NewsCoronavirus

Actions

Future of local government budgets during COVID-19

Posted at 5:59 PM, Mar 31, 2020
and last updated 2020-03-31 20:28:01-04

COLORADO — The impacts of COVID-19 are being felt in many industries and everyone's day to day life. While government operations are essential during a time of crisis, a few cities across the United States have furloughed hundreds of workers.

Cities such as Cinicinnati, Ohio, Norfolk, Virginia, and Wichita, Kansas. Cincinnati furloughed 1,700 city employees, according to KOAA's sister station WCPO.

Local governments in southern Colorado say they're not looking at leaving workers without pay in the near future, in many cases it's the last resort when it comes to saving money.

"Obviously what we're working on is trying to get through this medical crisis," said Pueblo Mayor Nick Gradisar. Pueblo currently has about 850 employees on the payroll and about 25 percent of them are now working from home.

For Gradisar, leaving employees without work or pay- isn't the solution.

“We don’t want to exacerbate the economic situation by making people unemployed at this point," said Gradisar. While not on an official hiring freeze, the city of Pueblo is not conducting "civil service tests" which are used as a prerequisite in the hiring process.

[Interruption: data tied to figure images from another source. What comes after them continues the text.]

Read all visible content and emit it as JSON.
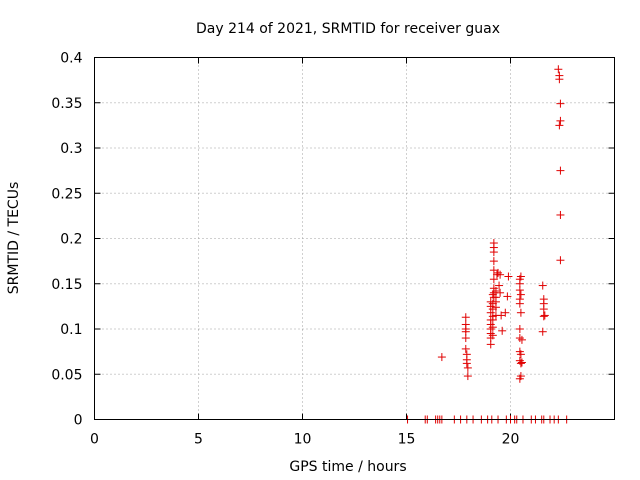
{
  "chart_data": {
    "type": "scatter",
    "title": "Day 214 of 2021, SRMTID for receiver guax",
    "xlabel": "GPS time / hours",
    "ylabel": "SRMTID / TECUs",
    "xlim": [
      0,
      25
    ],
    "ylim": [
      0,
      0.4
    ],
    "x_ticks": [
      0,
      5,
      10,
      15,
      20
    ],
    "x_tick_labels": [
      "0",
      "5",
      "10",
      "15",
      "20"
    ],
    "y_ticks": [
      0,
      0.05,
      0.1,
      0.15,
      0.2,
      0.25,
      0.3,
      0.35,
      0.4
    ],
    "y_tick_labels": [
      "0",
      "0.05",
      "0.1",
      "0.15",
      "0.2",
      "0.25",
      "0.3",
      "0.35",
      "0.4"
    ],
    "grid": true,
    "marker": "+",
    "color": "#e00000",
    "series": [
      {
        "name": "SRMTID",
        "points": [
          [
            15.05,
            0
          ],
          [
            15.9,
            0
          ],
          [
            16.0,
            0
          ],
          [
            16.4,
            0
          ],
          [
            16.5,
            0
          ],
          [
            16.6,
            0
          ],
          [
            16.7,
            0
          ],
          [
            17.3,
            0
          ],
          [
            17.6,
            0
          ],
          [
            17.9,
            0
          ],
          [
            18.2,
            0
          ],
          [
            18.6,
            0
          ],
          [
            18.9,
            0
          ],
          [
            19.1,
            0
          ],
          [
            19.4,
            0
          ],
          [
            19.8,
            0
          ],
          [
            20.0,
            0
          ],
          [
            20.2,
            0
          ],
          [
            20.3,
            0
          ],
          [
            20.6,
            0
          ],
          [
            21.0,
            0
          ],
          [
            21.2,
            0
          ],
          [
            21.5,
            0
          ],
          [
            21.6,
            0
          ],
          [
            21.9,
            0
          ],
          [
            22.1,
            0
          ],
          [
            22.3,
            0
          ],
          [
            22.7,
            0
          ],
          [
            16.7,
            0.069
          ],
          [
            17.85,
            0.113
          ],
          [
            17.85,
            0.105
          ],
          [
            17.85,
            0.1
          ],
          [
            17.85,
            0.097
          ],
          [
            17.85,
            0.09
          ],
          [
            17.85,
            0.078
          ],
          [
            17.9,
            0.072
          ],
          [
            17.9,
            0.066
          ],
          [
            17.9,
            0.062
          ],
          [
            17.95,
            0.057
          ],
          [
            17.95,
            0.048
          ],
          [
            19.05,
            0.13
          ],
          [
            19.05,
            0.125
          ],
          [
            19.05,
            0.118
          ],
          [
            19.05,
            0.11
          ],
          [
            19.05,
            0.105
          ],
          [
            19.05,
            0.1
          ],
          [
            19.05,
            0.095
          ],
          [
            19.05,
            0.09
          ],
          [
            19.05,
            0.083
          ],
          [
            19.15,
            0.138
          ],
          [
            19.15,
            0.128
          ],
          [
            19.15,
            0.122
          ],
          [
            19.15,
            0.114
          ],
          [
            19.15,
            0.11
          ],
          [
            19.15,
            0.102
          ],
          [
            19.15,
            0.093
          ],
          [
            19.2,
            0.195
          ],
          [
            19.2,
            0.19
          ],
          [
            19.2,
            0.185
          ],
          [
            19.2,
            0.175
          ],
          [
            19.2,
            0.165
          ],
          [
            19.2,
            0.155
          ],
          [
            19.2,
            0.145
          ],
          [
            19.2,
            0.14
          ],
          [
            19.2,
            0.135
          ],
          [
            19.3,
            0.142
          ],
          [
            19.3,
            0.135
          ],
          [
            19.3,
            0.13
          ],
          [
            19.3,
            0.124
          ],
          [
            19.3,
            0.115
          ],
          [
            19.35,
            0.16
          ],
          [
            19.4,
            0.162
          ],
          [
            19.45,
            0.148
          ],
          [
            19.5,
            0.16
          ],
          [
            19.5,
            0.14
          ],
          [
            19.55,
            0.115
          ],
          [
            19.6,
            0.098
          ],
          [
            19.75,
            0.118
          ],
          [
            19.85,
            0.136
          ],
          [
            19.9,
            0.158
          ],
          [
            20.45,
            0.155
          ],
          [
            20.45,
            0.15
          ],
          [
            20.45,
            0.143
          ],
          [
            20.45,
            0.133
          ],
          [
            20.45,
            0.128
          ],
          [
            20.45,
            0.1
          ],
          [
            20.45,
            0.09
          ],
          [
            20.45,
            0.075
          ],
          [
            20.45,
            0.065
          ],
          [
            20.45,
            0.045
          ],
          [
            20.5,
            0.158
          ],
          [
            20.5,
            0.138
          ],
          [
            20.5,
            0.118
          ],
          [
            20.5,
            0.072
          ],
          [
            20.5,
            0.062
          ],
          [
            20.5,
            0.048
          ],
          [
            20.55,
            0.088
          ],
          [
            20.55,
            0.063
          ],
          [
            21.55,
            0.148
          ],
          [
            21.6,
            0.133
          ],
          [
            21.6,
            0.128
          ],
          [
            21.6,
            0.122
          ],
          [
            21.65,
            0.115
          ],
          [
            21.6,
            0.114
          ],
          [
            21.55,
            0.097
          ],
          [
            22.3,
            0.387
          ],
          [
            22.35,
            0.38
          ],
          [
            22.35,
            0.376
          ],
          [
            22.4,
            0.349
          ],
          [
            22.4,
            0.33
          ],
          [
            22.35,
            0.325
          ],
          [
            22.4,
            0.275
          ],
          [
            22.4,
            0.226
          ],
          [
            22.4,
            0.176
          ]
        ]
      }
    ]
  }
}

Gradisar says while not every position can be done remotely, employees are working on projects outside of the office such as coming up with best practices for the office as the crisis continues.

"This is one of the reasons why governments have reserves, why we have TABOR reserves and if we can't be used for a crisis like this I don't know what it can be used for," Gradisar said. Pueblo, which like many cities relies heavily on local sales tax for revenue won't know how big of a hit the economy has taken until June.

This is also the case in Colorado Springs as it takes a couple of months from when the collection periods end. During a press conference Monday afternoon, Mayor John Suthers announced he's asked department heads to come up with plans to cut $20 million in the cities budget.

A spokeswoman for the city tells News5 department heads sent suggestions for cuts last week, the budget cuts are operational costs and not personnel. City of Colorado Springs has also taken additional steps, such as a hiring freeze, banning travel and deferring non-essential travel. Between those actions and the proposed budget cuts, city leaders believe they'll be able to balance the 2020 budget with the expected economic impact.

The city is also delaying capitol improvement projects, which include maintenance on city buildings, pools, and repair on the Julie Penrose fountain.

If Colorado Springs does make any layoffs or furlough any workers, it would likely happen later on after they get a better idea of the hit the economy takes.

The uncertainty is what's causing local governments to focus on what's in front of them right now, versus what's to come.

"We don't know where we are at this point in time," said El Paso County Commissioner Mark Waller, who adds the county isn't in as tough of a spot as the city because the county primarily relies on property tax revenue versus sales, "Our finance people are running models and doing everything they can to try and understand what this is going to look like."

Mayor Gradisar says once they see the numbers come June, they'll have a better idea of the direction the budget needs to go, "we just don’t know the nature or how long it will last. I’m hopeful this will be a short term problem and the economy will rebound robustly."